If they're both about responding to students,
why does the distinction matter?
When a teacher believes they are doing agile teaching because they already differentiate, they miss the specific contribution that each practice makes. Differentiation improves learning by anticipating diversity and designing for it. Agile teaching improves learning by discovering what actually happened and responding to it. One is prospective. The other is retrospective. Both are necessary. Neither replaces the other.
The confusion is understandable: both involve adapting instruction to students, both require professional judgment about student needs, and both are described using similar language (‘being responsive’, ‘meeting students where they are’). The difference is in when and how.
Differentiation is before the lesson.
Agile teaching is after it.
Differentiation happens in the planning phase — before students have seen the lesson. The teacher uses knowledge of students' prior attainment, learning profiles, or diagnostic assessment to design learning activities that serve different starting points. The differentiation is built into the lesson before delivery.
Agile teaching happens after the lesson — in response to what was observed and measured during it. The teacher uses exit ticket data, observation notes, or in-lesson signals to modify the next lesson. The adaptation is built in response to evidence, not anticipation.
Both are needed.
Neither replaces the other.
The strongest argument for treating differentiation and agile teaching as distinct — rather than merging them into a single practice — is that they address different failure modes.
Differentiation addresses the failure mode of ignoring known diversity. If a teacher knows that 5 students in the class have significant gaps in prerequisite knowledge, and designs a lesson that assumes all students are at the same starting point, those 5 students will be left behind regardless of how well the lesson is observed and iterated. Differentiation prevents this.
Agile teaching addresses the failure mode of false confidence. If a teacher designs a well-differentiated lesson and then delivers it without checking what actually happened, they will not discover the systematic misconception that affected 18 of the 25 students — including students in both the foundation and core groups. Agile teaching prevents this.
Where student-centred learning fits in
— and how all three relate.
Student-centred learning is sometimes added to this comparison. Like differentiation, it is a different practice from agile teaching — but it is often confused with both.
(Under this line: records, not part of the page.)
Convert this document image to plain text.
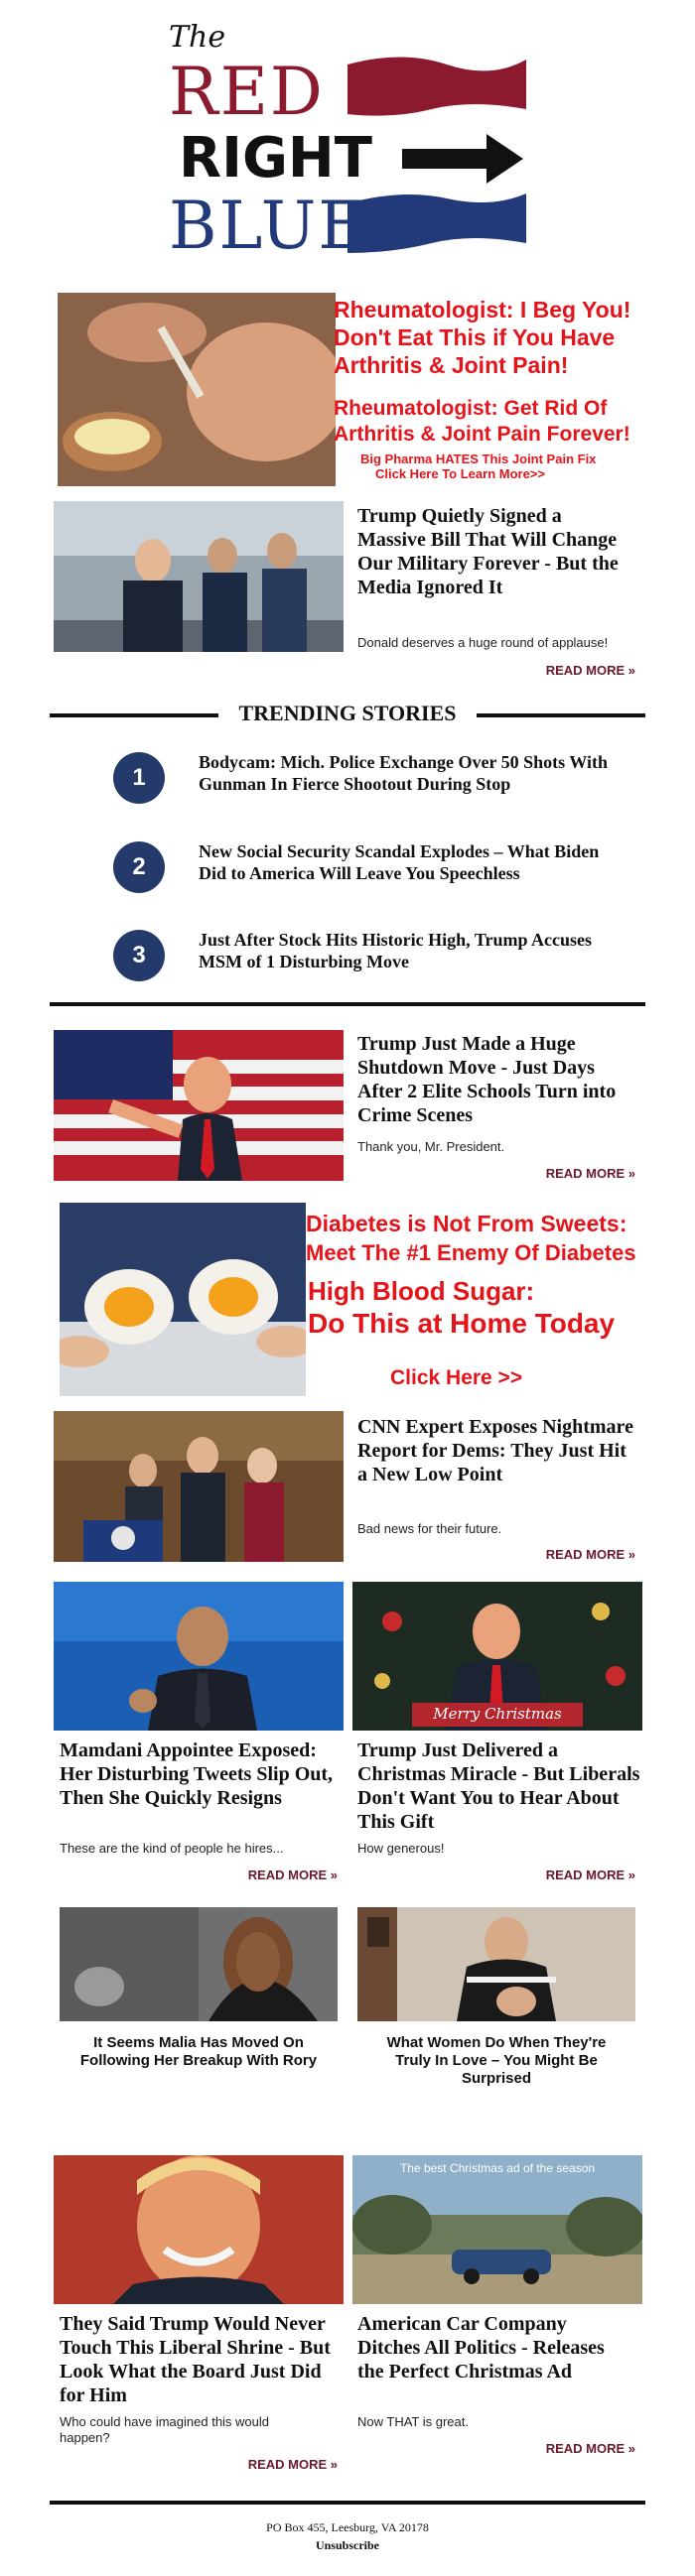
The
RED
RIGHT
BLUE
Rheumatologist: I Beg You!
Don't Eat This if You Have
Arthritis & Joint Pain!
Rheumatologist: Get Rid Of
Arthritis & Joint Pain Forever!
Big Pharma HATES This Joint Pain Fix
Click Here To Learn More>>
Trump Quietly Signed a Massive Bill That Will Change Our Military Forever - But the Media Ignored It
Donald deserves a huge round of applause!
READ MORE »
TRENDING STORIES
1
Bodycam: Mich. Police Exchange Over 50 Shots With Gunman In Fierce Shootout During Stop
2
New Social Security Scandal Explodes – What Biden Did to America Will Leave You Speechless
3
Just After Stock Hits Historic High, Trump Accuses MSM of 1 Disturbing Move
Trump Just Made a Huge Shutdown Move - Just Days After 2 Elite Schools Turn into Crime Scenes
Thank you, Mr. President.
READ MORE »
Diabetes is Not From Sweets:
Meet The #1 Enemy Of Diabetes
High Blood Sugar:
Do This at Home Today
Click Here >>
CNN Expert Exposes Nightmare Report for Dems: They Just Hit a New Low Point
Bad news for their future.
READ MORE »
Mamdani Appointee Exposed: Her Disturbing Tweets Slip Out, Then She Quickly Resigns
These are the kind of people he hires...
READ MORE »
Merry Christmas
Trump Just Delivered a Christmas Miracle - But Liberals Don't Want You to Hear About This Gift
How generous!
READ MORE »
It Seems Malia Has Moved On Following Her Breakup With Rory
What Women Do When They're Truly In Love – You Might Be Surprised
They Said Trump Would Never Touch This Liberal Shrine - But Look What the Board Just Did for Him
Who could have imagined this would happen?
READ MORE »
The best Christmas ad of the season
American Car Company Ditches All Politics - Releases the Perfect Christmas Ad
Now THAT is great.
READ MORE »
PO Box 455, Leesburg, VA 20178
Unsubscribe
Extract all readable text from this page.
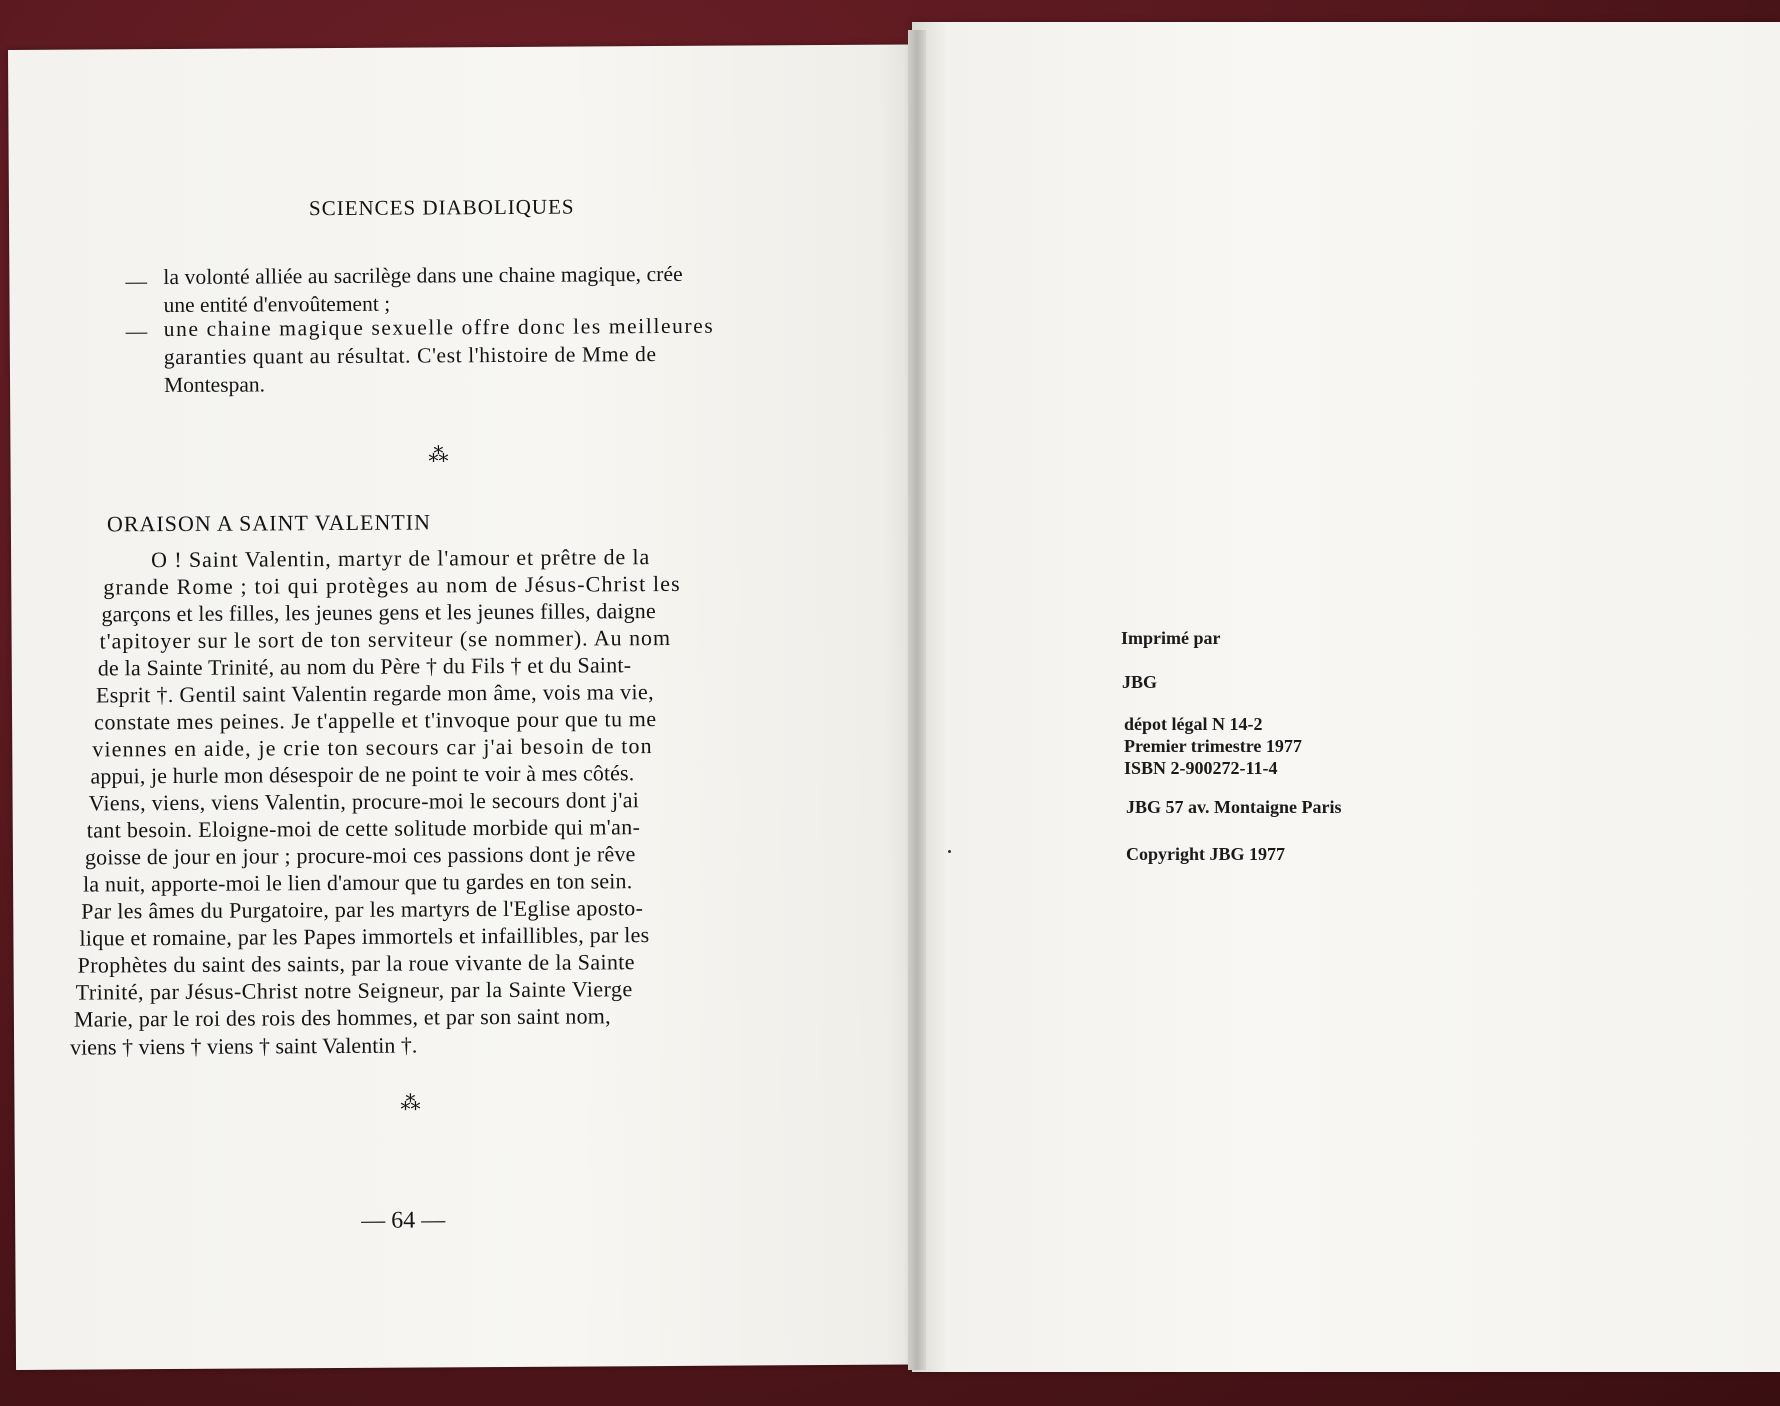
SCIENCES DIABOLIQUES
— la volonté alliée au sacrilège dans une chaine magique, crée
une entité d'envoûtement ;
— une chaine magique sexuelle offre donc les meilleures
garanties quant au résultat. C'est l'histoire de Mme de
Montespan.
⁂
ORAISON A SAINT VALENTIN
O ! Saint Valentin, martyr de l'amour et prêtre de la
grande Rome ; toi qui protèges au nom de Jésus-Christ les
garçons et les filles, les jeunes gens et les jeunes filles, daigne
t'apitoyer sur le sort de ton serviteur (se nommer). Au nom
de la Sainte Trinité, au nom du Père † du Fils † et du Saint-
Esprit †. Gentil saint Valentin regarde mon âme, vois ma vie,
constate mes peines. Je t'appelle et t'invoque pour que tu me
viennes en aide, je crie ton secours car j'ai besoin de ton
appui, je hurle mon désespoir de ne point te voir à mes côtés.
Viens, viens, viens Valentin, procure-moi le secours dont j'ai
tant besoin. Eloigne-moi de cette solitude morbide qui m'an-
goisse de jour en jour ; procure-moi ces passions dont je rêve
la nuit, apporte-moi le lien d'amour que tu gardes en ton sein.
Par les âmes du Purgatoire, par les martyrs de l'Eglise aposto-
lique et romaine, par les Papes immortels et infaillibles, par les
Prophètes du saint des saints, par la roue vivante de la Sainte
Trinité, par Jésus-Christ notre Seigneur, par la Sainte Vierge
Marie, par le roi des rois des hommes, et par son saint nom,
viens † viens † viens † saint Valentin †.
⁂
— 64 —
Imprimé par
JBG
dépot légal N 14-2
Premier trimestre 1977
ISBN 2-900272-11-4
JBG 57 av. Montaigne Paris
Copyright JBG 1977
Student-centred learning is about who drives the learning — giving students more ownership of direction, pace, and expression. It operates at the level of learning design: does the learning happen in response to student questions and interests, or in response to a curriculum prescribed entirely by the teacher? This is a different question from both differentiation (which is about design for diversity) and agile teaching (which is about iteration based on evidence).
All three can coexist in the same classroom: a teacher who differentiates for known starting points, gives students meaningful choice in how they demonstrate understanding, and iterates the lesson design based on what the exit tickets revealed is deploying all three practices simultaneously. They are not competing frameworks — they are practices that address different aspects of the same challenge: making teaching genuinely responsive to actual students.